Lo spettacolo Figli di un Dio ubriaco è arrivato a Genova il ottobre 2021 alla Sala Trionfo del Teatro alla Tosse. Il scena il racconto di vari antieroi che abitano le periferie del mondo.
La bellezza dell’arte non ha età e, soprattutto, non ha tempo. Il che vuol dire che non ha senso circoscrivere un’espressione artistica in un periodo storico come manifestazione di questo. Il bello è bello. Punto. Questa riflessione è stata ampiamente condivisa dall’operazione effettuata dalla nuova coproduzione di Balletto Civile, Cantiere Internazionale d’Arte di Montepulciano e Teatro Piemonte Europa che ha dato vita allo spettacolo Figli di un Dio ubriaco, in tournèe da mesi, ma che a Genova è arrivato il 7 ottobre 2021 alla Sala Trionfo del Teatro alla Tosse.
Ma in cosa consiste il pregio di questa operazione, senza dubbio vincente, effettuata da queste tre realtà artistiche? Nell’aver compreso che mischiare la musica barocca di Monteverdi (e non solo) ai movimenti danza contemporanea non era né impossibile né irriguardoso, ma che anzi questa splendida unione avrebbe generato magia.
Certamente alle spalle di tutto questo ci sta il grande talento di Michela Lucenti, per altro coreografa per La Traviata di Martone/Gatti recentemente in onda su Rai3, la quale è riuscita come sempre a coniugare il lavoro di 11 attori-danzatori di età compresa tra i 9 e 76 anni a un gruppo di musicisti dal vivo, l’Ensemble Cremona Antiqua, diretto da Antonio Greco e due ottime cantanti liriche quali il soprano Valeria La Grotta e il mezzosoprano Anna Bessi.

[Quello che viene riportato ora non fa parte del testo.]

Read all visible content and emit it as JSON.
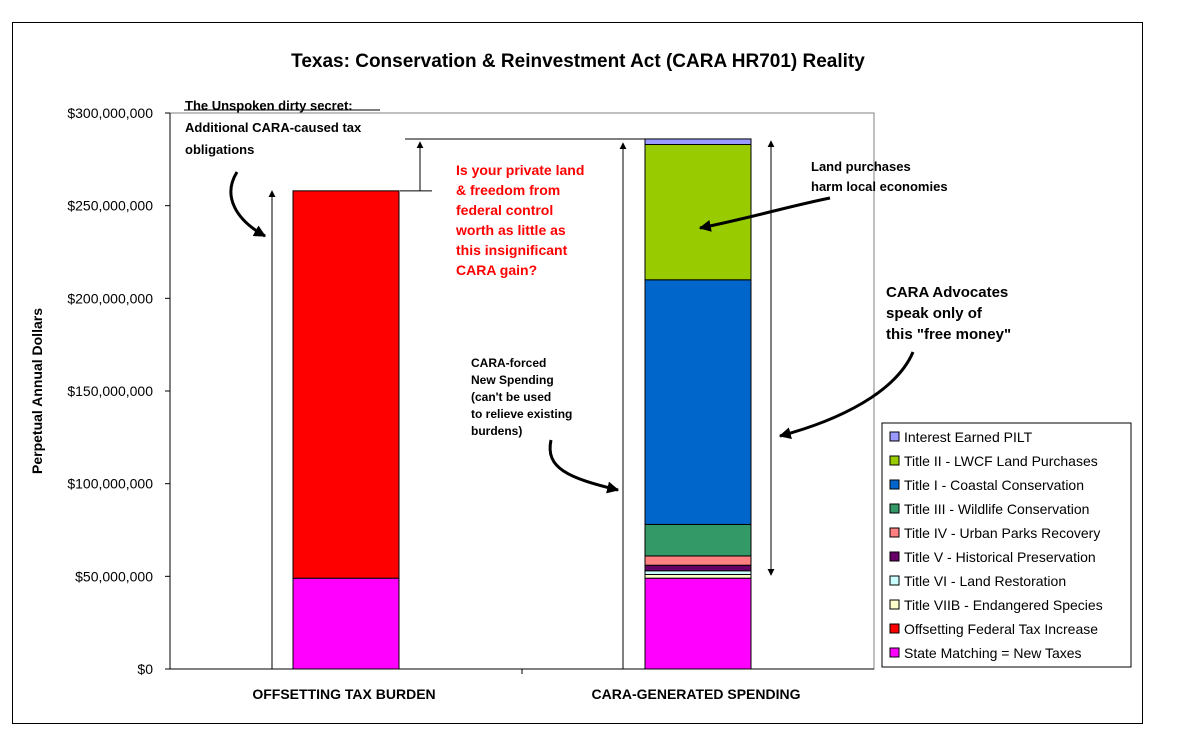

Michela Lucenti, parlando del suo spettacolo, aveva fatto riferimento a una riflessione dello storico dell’arte Tommaso Montanari secondo il quale la cultura del ‘600 parla della condizione del corpo moderno: “Il corpo in movimento – dice la Lucenti – è il fulcro del Barocco ed è qui che Balletto Civile trova la sua ispirazione, nel corpo di creature in continuo cambiamento, uno sguardo sulla complessità del mondo, fatto di eroi umani, densi di flussi interiori liberi e inconsapevoli che costituiscono per noi materia di profonda indagine e rappresentano l’orizzonte di una nuova estetica”.
E infatti quello che vediamo in scena è proprio l’espressione dei vari corpi che interpretano gli antieroi delle periferie del mondo. Sul palco è offerta con estremo verismo la quotidianità del mondo, fatta di storie semplici di personaggi alla ricerca di un propria identità. Quattro operai, un dirigente per caso (in quanto il suo sogno era quello di diventare un ballerino da balera), un inserviente di colore, un papà vedovo con figlia, un travestito amante di Shakespeare, un supplente comunista e un nonno ex anarchico sono i protagonisti di una situazione fluida che non richiede narrazione. Tutti si litigano e si amano, eternamente e inevitabilmente divisi fra l’impulso alla cooperazione e l’egoismo, perché così è la vita. I temi pastorali dei Madrigali come per incanto si adeguano all’urgenza di questi personaggi che nelle arie barocche riescono a trovare sia la pace che l’impeto, quando occorre.
Un lavoro che per certi versi ci riporta a quelli di Pippo Del Bono ed Emma Dante in cui dentro c’è di tutto perché tutto ci può stare, con un cast eterogeneo, che sa parlare al pubblico. Un meraviglioso insieme di corpi (e anime) che non si limitano a raccontare la vita, ma che vive in scena, come ha giustamente sottolineato Michela Lucenti, fata intelligente e sensuale, che con la sua bacchetta magica (che non vediamo ma c’è) sa davvero fare miracoli.